Whatever the source of the second face, Mordake suffers. He confines himself to a room. And although the projected drawings, paintings and photos of his bedroom whirl and transform around him—across the screen that forms an L-shape in the theater space—it is clear that the room is a prison. The confrontation, deadly.

John Duykers performs Mordake in this demanding, experimental piece, and he does so to perfection, unfolding the character’s despair with physical dynamism and vocal energy. When he sings of taking bites out of his family’s flesh—while cutting holes in a thin mantle of cloth veiling his face—he becomes demonic. At other times, his vocal dialog between himself and his “evil twin” seems merely delusional. Whatever the emotional territory, Duykers projects it convincingly, and the effect is powerful.
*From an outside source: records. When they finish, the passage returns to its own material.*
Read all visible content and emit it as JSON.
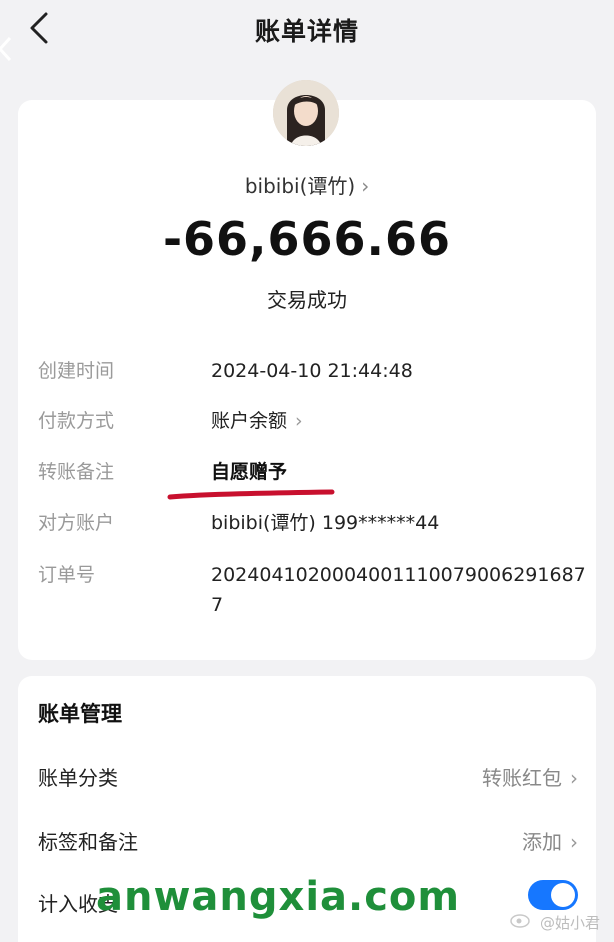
{
  "header": {
    "title": "账单详情"
  },
  "payee": {
    "name": "bibibi(谭竹)",
    "chevron": "›"
  },
  "amount": "-66,666.66",
  "status": "交易成功",
  "details": [
    {
      "label": "创建时间",
      "value": "2024-04-10 21:44:48"
    },
    {
      "label": "付款方式",
      "value": "账户余额",
      "chevron": "›"
    },
    {
      "label": "转账备注",
      "value": "自愿赠予"
    },
    {
      "label": "对方账户",
      "value": "bibibi(谭竹) 199******44"
    },
    {
      "label": "订单号",
      "value": "20240410200040011100790062916877"
    }
  ],
  "manage": {
    "title": "账单管理",
    "rows": [
      {
        "label": "账单分类",
        "value": "转账红包",
        "chevron": "›"
      },
      {
        "label": "标签和备注",
        "value": "添加",
        "chevron": "›"
      },
      {
        "label": "计入收支",
        "toggle_on": true
      }
    ]
  },
  "watermarks": {
    "site": "anwangxia.com",
    "weibo": "@姑小君"
  },
  "colors": {
    "accent": "#1677ff",
    "annotation_red": "#c8102e",
    "watermark_green": "#1f8f3a"
  },
  "icons": {
    "back": "chevron-left-icon",
    "toggle": "toggle-switch-icon"
  }
}
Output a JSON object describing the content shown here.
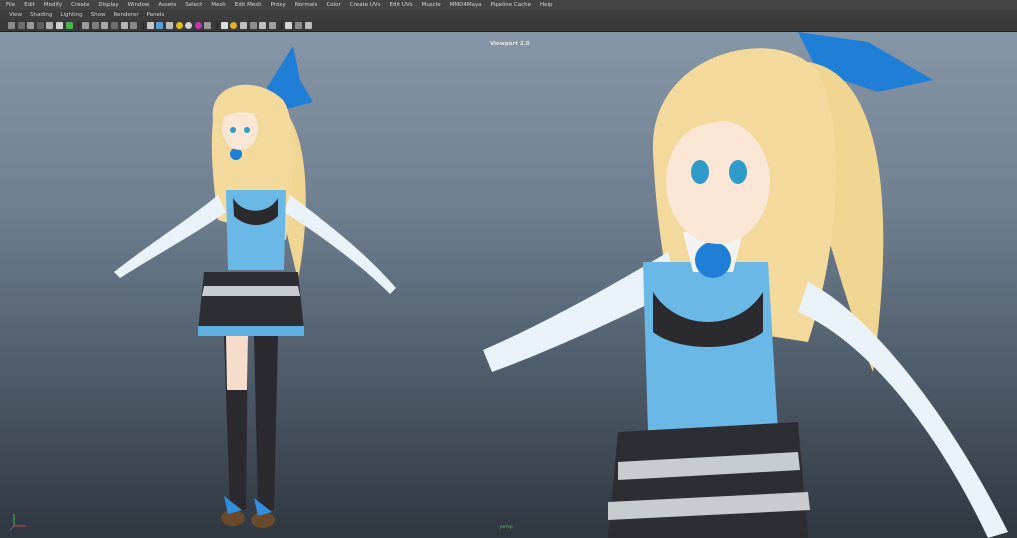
{
  "menubar": {
    "items": [
      "File",
      "Edit",
      "Modify",
      "Create",
      "Display",
      "Window",
      "Assets",
      "Select",
      "Mesh",
      "Edit Mesh",
      "Proxy",
      "Normals",
      "Color",
      "Create UVs",
      "Edit UVs",
      "Muscle",
      "MMD4Maya",
      "Pipeline Cache",
      "Help"
    ]
  },
  "panel_menu": {
    "items": [
      "View",
      "Shading",
      "Lighting",
      "Show",
      "Renderer",
      "Panels"
    ]
  },
  "toolbar": {
    "icons": [
      "select-camera-icon",
      "camera-attr-icon",
      "bookmark-icon",
      "image-plane-icon",
      "grid-icon",
      "film-gate-icon",
      "resolution-gate-icon",
      "wireframe-icon",
      "smooth-shade-icon",
      "textured-icon",
      "lights-icon",
      "shadows-icon",
      "isolate-icon",
      "xray-icon"
    ]
  },
  "viewport": {
    "title": "Viewport 2.0",
    "camera_label": "persp"
  },
  "colors": {
    "menubar_bg": "#444444",
    "viewport_top": "#8696a6",
    "viewport_bottom": "#2f3740",
    "hair": "#f3d99b",
    "outfit_blue": "#6ab8e6",
    "ribbon_blue": "#1f7fd6"
  }
}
Melissa Weaver’s direction keeps the story’s surrealistic flow moving. The knife with which Mordake eats his dinner transforms into his doctor; just as easily Mordake moves around his confinement, changing focus and emotional tone. Wold’s score is electronic; even the sections performed by the San Francisco Composer’s Chamber Orchestra were recorded and melded seamlessly into the music, which for the most part is minimalist in approach and rhythm. Wold has a definite lyrical and melodic sense that moves beyond minimalism though and helps establish arias within the overall musical structure. Kearney’s spare text and gothic imitations allowed Wold plenty of compositional room.
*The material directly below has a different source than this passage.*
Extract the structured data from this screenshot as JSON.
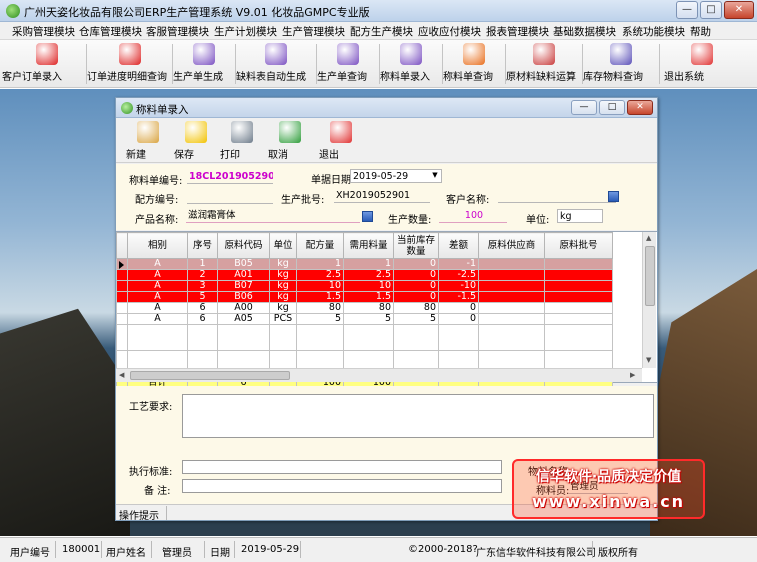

Interactive sound technology gave a bizarre spin to several duets between Mordake and his evil twin. As Mordake speaks and sings to his twin, Duykers’ voice is recorded, transformed to a higher register and replayed. The effect creates an eerie, high-pitched echo repeating Duykers’ words with a slight lapse.

This idea was repeated in the extraordinary visuals by Frieder Weiss. Two projectors back-projected the imagery of the sets while a third projector was interactive: at times picking up an image of Duykers’ moving body, processing it into a silhouette of moving colors and re-projecting it onto the performer’s body or onto the back screen of the stage. Mordake was a wonderfully inventive recreation of the human nightmare of the body’s susceptibility and the fear of self-loss.